The Null Device
An interesting article about Travolta's Battlefield Earth and the Scientology connection. (Washington Post, 28/11/1999)
Those darn goth kids at it again: Recently taken down website detailed plans for Columbine-style takeover of a New Jersey high school: (WIRED News)
Plans for the first two days include "collecting weapons" and "disconnecting the speaker system." The site includes plans to take teachers hostage, and mentions some of them by name.
Salon on the dotcom backlash:
The Sams are old-time San Franciscans, having lived in the city by the bay for a good six or seven years; they've seen what the dot-conomy has done to the city's housing prices, traffic and once laid back attitudes. The Sams aren't trying to stop the Internet from ruining San Francisco; they just want to remind people how absurd it is to work like a dog, in a city that is quickly forgetting leisure and humor, for a company that's revolutionizing something as inconsequential as how you purchase toothpaste.
Geek idealism in extremis: Three geeks start a campaign to save Iridium. Now they just need 3 million sponsors and $650 million. (Salon)
The gods of consumerism: Brand mascots, their high priests and their therapists: (Salon)
...sober-suited corporate executives spend their days pondering such ontological questions as: Does the Pillsbury Doughboy actually make the cookies, and if so, are they made from parts of himself? ..."We don't want people to really think about that part," says Ready.)
It's a little disconcerting to discover, after reading marketing documents from Kellogg's, that Snap! Crackle! and Pop! ... have more richly developed inner lives than several of my own friends.
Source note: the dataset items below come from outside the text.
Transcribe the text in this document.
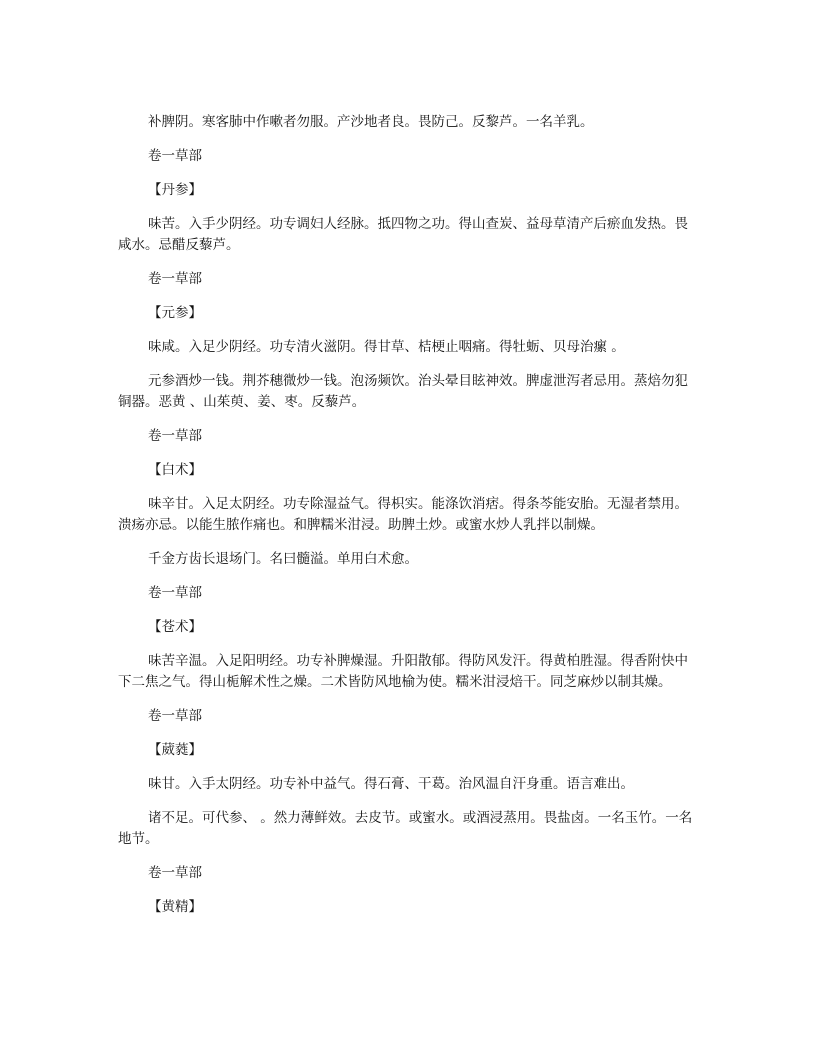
补脾阴。寒客肺中作嗽者勿服。产沙地者良。畏防己。反黎芦。一名羊乳。

卷一草部

【丹参】

味苦。入手少阴经。功专调妇人经脉。抵四物之功。得山查炭、益母草清产后瘀血发热。畏咸水。忌醋反藜芦。

卷一草部

【元参】

味咸。入足少阴经。功专清火滋阴。得甘草、桔梗止咽痛。得牡蛎、贝母治瘰 。

元参酒炒一钱。荆芥穗微炒一钱。泡汤频饮。治头晕目眩神效。脾虚泄泻者忌用。蒸焙勿犯铜器。恶黄 、山茱萸、姜、枣。反藜芦。

卷一草部

【白术】

味辛甘。入足太阴经。功专除湿益气。得枳实。能涤饮消痞。得条芩能安胎。无湿者禁用。溃疡亦忌。以能生脓作痛也。和脾糯米泔浸。助脾土炒。或蜜水炒人乳拌以制燥。

千金方齿长退场门。名曰髓溢。单用白术愈。

卷一草部

【苍术】

味苦辛温。入足阳明经。功专补脾燥湿。升阳散郁。得防风发汗。得黄柏胜湿。得香附快中下二焦之气。得山栀解术性之燥。二术皆防风地榆为使。糯米泔浸焙干。同芝麻炒以制其燥。

卷一草部

【葳蕤】

味甘。入手太阴经。功专补中益气。得石膏、干葛。治风温自汗身重。语言难出。

诸不足。可代参、 。然力薄鲜效。去皮节。或蜜水。或酒浸蒸用。畏盐卤。一名玉竹。一名地节。

卷一草部

【黄精】
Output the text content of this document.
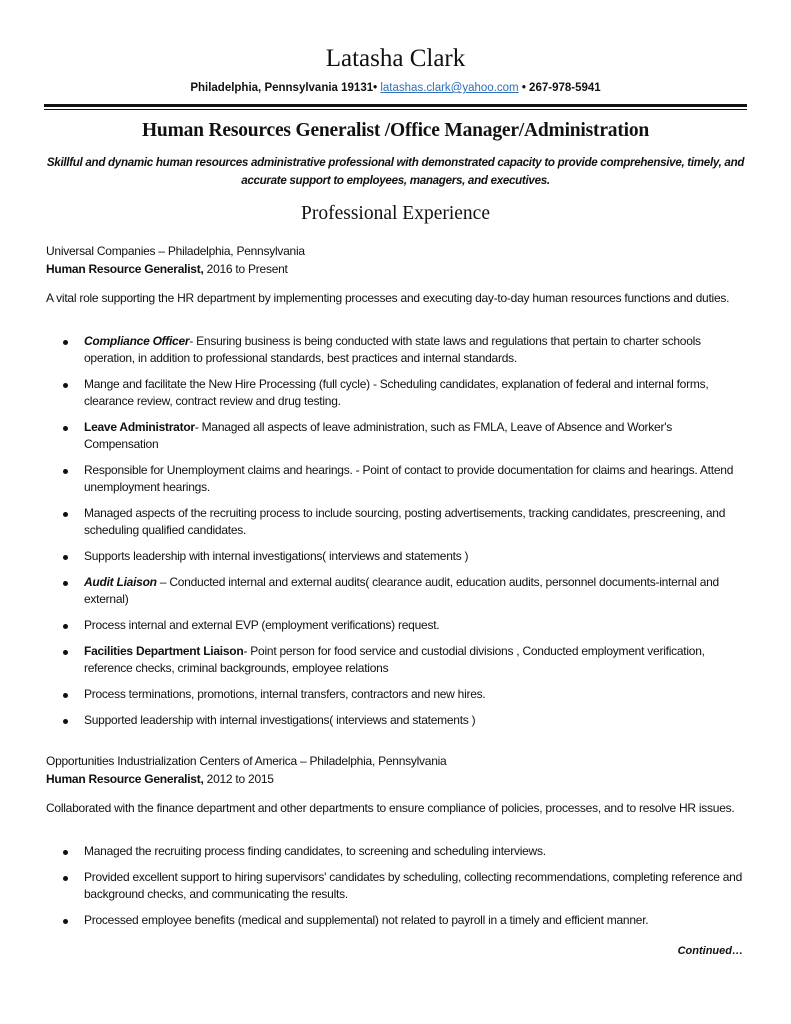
Latasha Clark
Philadelphia, Pennsylvania 19131• latashas.clark@yahoo.com • 267-978-5941
Human Resources Generalist /Office Manager/Administration
Skillful and dynamic human resources administrative professional with demonstrated capacity to provide comprehensive, timely, and accurate support to employees, managers, and executives.
Professional Experience
Universal Companies – Philadelphia, Pennsylvania
Human Resource Generalist, 2016 to Present
A vital role supporting the HR department by implementing processes and executing day-to-day human resources functions and duties.
Compliance Officer- Ensuring business is being conducted with state laws and regulations that pertain to charter schools operation, in addition to professional standards, best practices and internal standards.
Mange and facilitate the New Hire Processing (full cycle) - Scheduling candidates, explanation of federal and internal forms, clearance review, contract review and drug testing.
Leave Administrator- Managed all aspects of leave administration, such as FMLA, Leave of Absence and Worker's Compensation
Responsible for Unemployment claims and hearings. - Point of contact to provide documentation for claims and hearings. Attend unemployment hearings.
Managed aspects of the recruiting process to include sourcing, posting advertisements, tracking candidates, prescreening, and scheduling qualified candidates.
Supports leadership with internal investigations( interviews and statements )
Audit Liaison – Conducted internal and external audits( clearance audit, education audits, personnel documents-internal and external)
Process internal and external EVP (employment verifications) request.
Facilities Department Liaison- Point person for food service and custodial divisions , Conducted employment verification, reference checks, criminal backgrounds, employee relations
Process terminations, promotions, internal transfers, contractors and new hires.
Supported leadership with internal investigations( interviews and statements )
Opportunities Industrialization Centers of America – Philadelphia, Pennsylvania
Human Resource Generalist, 2012 to 2015
Collaborated with the finance department and other departments to ensure compliance of policies, processes, and to resolve HR issues.
Managed the recruiting process finding candidates, to screening and scheduling interviews.
Provided excellent support to hiring supervisors' candidates by scheduling, collecting recommendations, completing reference and background checks, and communicating the results.
Processed employee benefits (medical and supplemental) not related to payroll in a timely and efficient manner.
Continued…
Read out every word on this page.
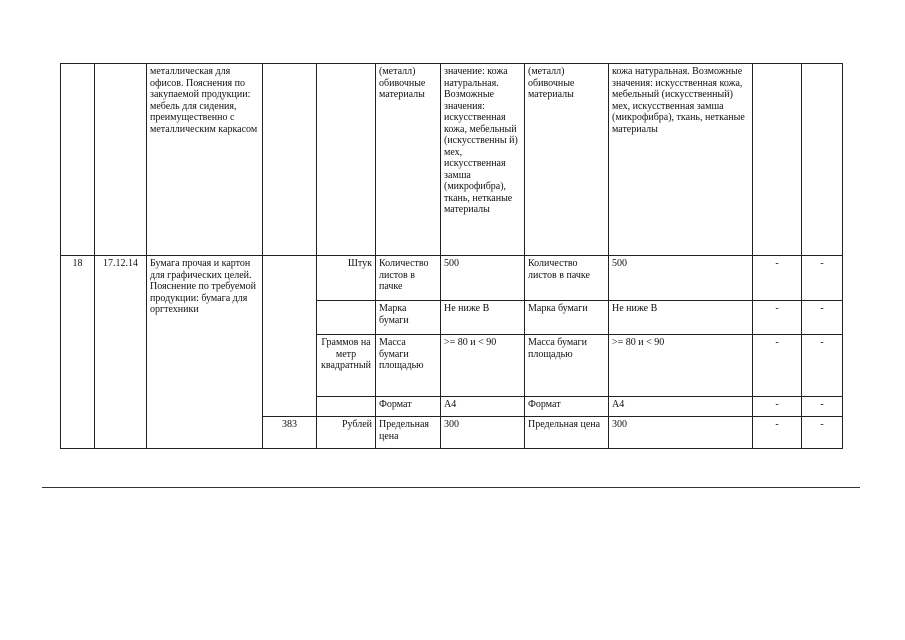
		металлическая для офисов. Пояснения по закупаемой продукции: мебель для сидения, преимущественно с металлическим каркасом			(металл) обивочные материалы	значение: кожа натуральная. Возможные значения: искусственная кожа, мебельный (искусственны й) мех, искусственная замша (микрофибра), ткань, нетканые материалы	(металл) обивочные материалы	кожа натуральная. Возможные значения: искусственная кожа, мебельный (искусственный) мех, искусственная замша (микрофибра), ткань, нетканые материалы		
18	17.12.14	Бумага прочая и картон для графических целей. Пояснение по требуемой продукции: бумага для оргтехники		Штук	Количество листов в пачке	500	Количество листов в пачке	500	-	-
					Марка бумаги	Не ниже B	Марка бумаги	Не ниже B	-	-
				Граммов на метр квадратный	Масса бумаги площадью	>= 80 и < 90	Масса бумаги площадью	>= 80 и < 90	-	-
					Формат	A4	Формат	A4	-	-
			383	Рублей	Предельная цена	300	Предельная цена	300	-	-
From elf dossiers, we learn that Snap! is the oldest and the wisest, "the leader and problem solver" of the bunch. Pop! is the "irrepressible child ... usually the one who pulls gags and gets the 'last word, in the form of a pun.'" Crackle! is that perennially misunderstood "middle child ... [who's] never quite sure of himself, but tries to keep order between the other two.'"
"In the case of the M&Ms, there were three deep pools of potential conflict. One is that they're a duo, with clashing personalities. So there's a certain amount of conflict between them. No. 2, they're small. They're 2-and-a-half-feet tall, slightly clumsy, hard-shelled characters trying to maneuver in a world of humans. No. 3, they are candy-covered chocolates in constant danger of being eaten. Out of these sources of conflict, we have written and produced over 60 spots. And there isn't a dud in the lot."
An Australian TV show looks behind the scenes of a manufactured pop band, created by the TV station, a gossip magazine and the local Warner subsidiary: (The Age)
Of course they'll have hits. Sell out stadiums too, what with all this free publicity. The people up top ... have ensured the media is on the girls' side before they've even recorded a note. How often is it you encounter people who are famous before you even know who they are? We don't even know the name of the group yet.
Perhaps nothing bad happened at all. Could it be that Chantelle's departure was scripted from the out? It makes for a great plottwist. It would be also in keeping with the archmedia manipulation that is required from the creators of every successful manufactured pop group, from Phil Spector's Ronettes through to the Sex Pistols and Frankie Goes To Hollywood, to the Spice Girls.
Here's the main point I want to make. How one generation's definition of what defines a pop star differs from another's. What was great about the Spice Girls was they managed to project the image of five clueless girls having fun, effortlessly escaping the humdrum of reality through dint of their own personalities. It didn't matter if they could sing or dance or turn up to rehearsal on time. And it shouldn't. Pop stars are the antithesis of work. Or they should be.